Now calculate chi-square

fo fe fo-fe (fo-fe)2 (fo-fe)2
fe
low/poor 15 5.04 9.96 99.2 19.68
low/fair 14 14.58 -.58 .34 .02
low/good 10 19.38 -9.38 87.98 4.54
middle/poor 31 32.84 -1.84 3.39 .10
middle/fair 114 94.93 19.07 363.66 3.83
middle/good 109 126.23 -17.23 296.87 2.35
high/poor 18 26.12 -8.12 65.93 2.52
high/fair 57 75.49 -18.49 341.88 4.53
high/good 127 100.39 26.61 708.09 7.05
Total

44.62

calculated chi-square = 44.62

Reject null.  There is a relationship between social class and health.

Have to see observed table to interpret the relationship.

Compare column %'s.  Look down columns for patterns.

What do most of the low class people respond with?  Poor health

What do most of the middle class people respond with?  Fair health

What do most of the high class people respond with?  Good health

What is the pattern?  As social class increases, people's perceived health improves.  People in the high social class are most likely to perceive themselves in good health.  People in the middle social class are most likely to perceive themselves in fair health.  People in the lower social class are most likely to perceive themselves in poor health.


Limitations of chi-square

1.  Heavily influenced by n.  As n increases, chi-square increases, independent of the relationship between x and y.

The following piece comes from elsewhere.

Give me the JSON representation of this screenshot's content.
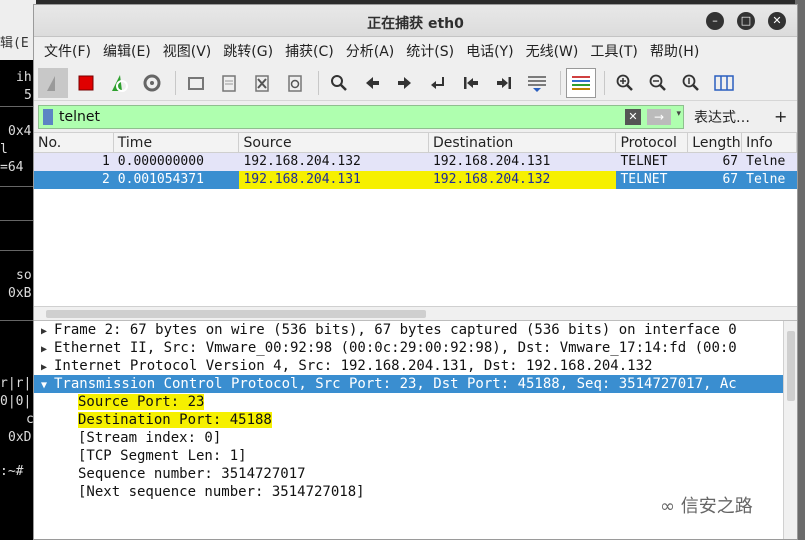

If there is a large n, you will likely find statistically significant relationships when in reality there is no  relationship.

If there is a small n, you will likely not find statistically significant relationships even if in reality there is a relationship.

2. Sensitive to small expected frequencies.  If fe<5 in 1 or more cells, chi-square is unstable.